Lastly, create a role and attach it to this delivery stream that you created. Fill in the S3 bucket ARNs and replce [s3_bucket_arn] with your own bucket arns:

{
 "Version": "2012-10-17",
 "Statement": [
 {
 "Sid": "",
 "Effect": "Allow",
 "Action": [
 "s3:PutObject",
 "s3:ListBucketMultipartUploads",
 "s3:ListBucket",
 "s3:GetObject",
 "s3:GetBucketLocation",
 "s3:AbortMultipartUpload"
 ],
 "Resource": [
 "[s3_bucket_arn]/*",
 "[s3_bucket_arn]"
 ]
 }
 ]
}

Step 2: Set up an AWS user to use Cloudwatch and Kinesis from Transposit

We recommend creating a standalone user that only has programmatic access to AWS for this purpose, so you could disable and delete this set of credentials easily.

With the following permissions:

{
 "Version": "2012-10-17",
 "Statement": [
 {
 "Sid": "VisualEditor0",
 "Effect": "Allow",
 "Action": [
 "firehose:PutRecordBatch",
 "logs:FilterLogEvents"
 ],
 "Resource": [insert your log resource arns]}
 ]
}

Step 3: Try running Transposit app!

Navigate to this sample app, fork it, and then click on “Auth & Settings” on the left. Authenticate connectors with the user credential you just created in Step 2. Try running quick_queue_events with parameters, and you will populate your S3 bucket with log events from Cloudwatch!

Note that you may need to update quick_queue_events per your own log format. Generally, you want to extract JSON objects for Athena to index and query.

Step 4: Try Athena (Finally!)

If you have completed the previous three steps, it’s time to finally try out Athena.

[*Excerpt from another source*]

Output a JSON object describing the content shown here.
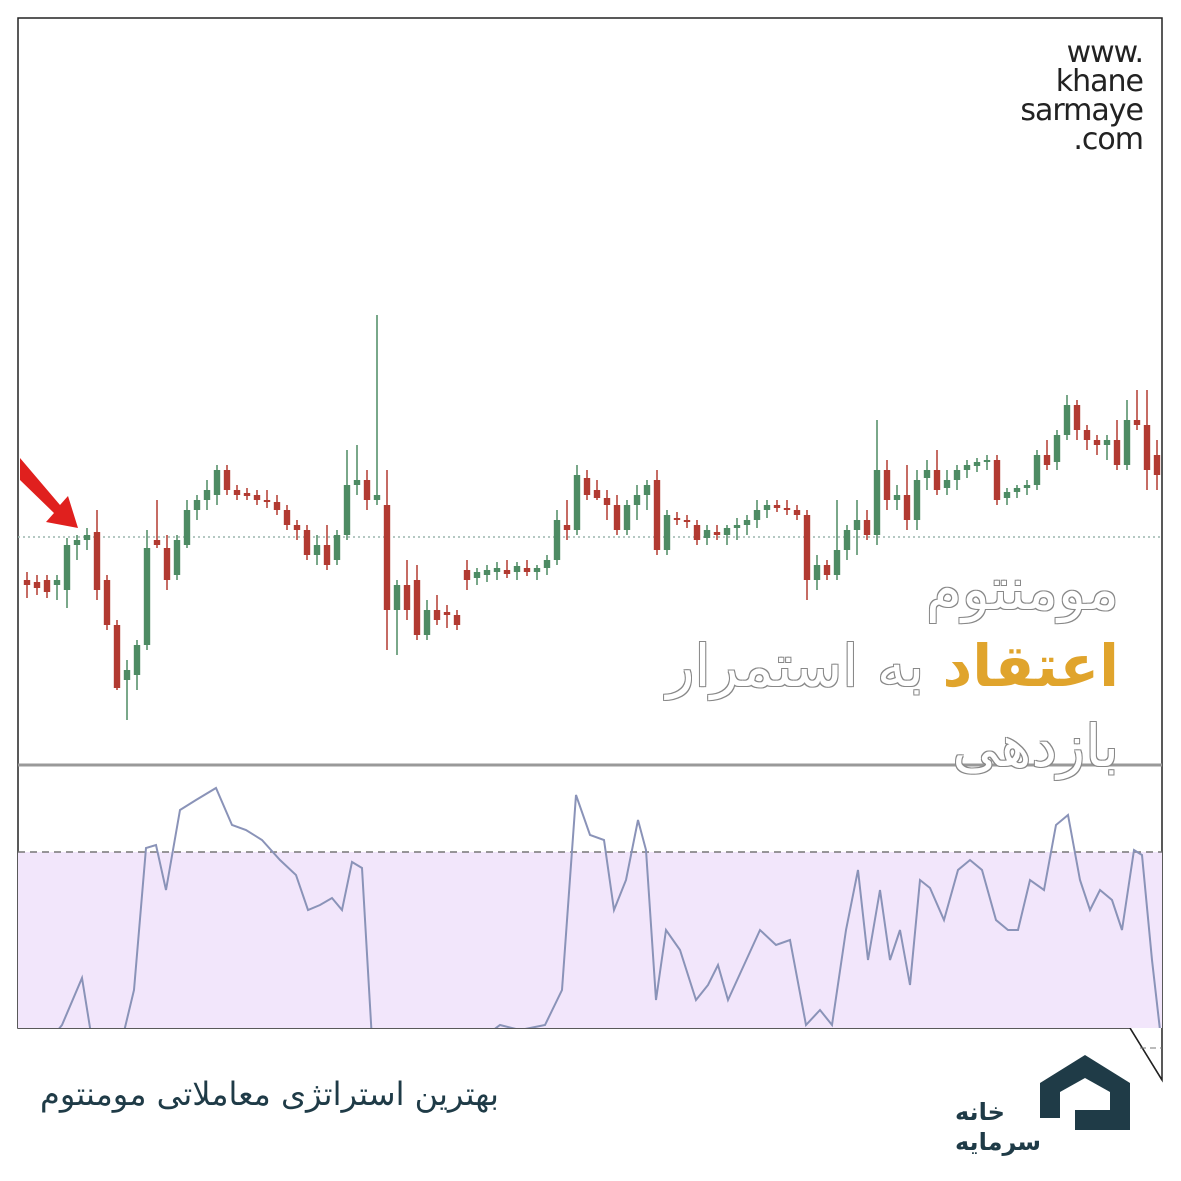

As an example: if you have log objects like this: {timestamp: 1565925683, group: 'web', value: 'test'}

You could execute the following command on Athena to create a table named “athena_test” from S3 bucket:

CREATE EXTERNAL TABLE IF NOT EXISTS default.athena_test (
 `timestamp` timestamp,
 `group` string,
 `value` string
)
ROW FORMAT SERDE 'org.openx.data.jsonserde.JsonSerDe'
WITH SERDEPROPERTIES (
 'serialization.format' = '1'
) LOCATION 's3://BUCKET_NAME/FOLDER_NAME/'
TBLPROPERTIES ('has_encrypted_data'='false');

To view data processed in this table, select “default” database and run this command from Athena console: SELECT * FROM ATHENA_TEST

What else?

To build on what we have experimented above, you could also try out AWS SQS in this sample app so you can process larger data sets and see live results. The power of Transposit lies in its ability to transform and adapt – start building your own app to harness the benefit of a true serverless platform!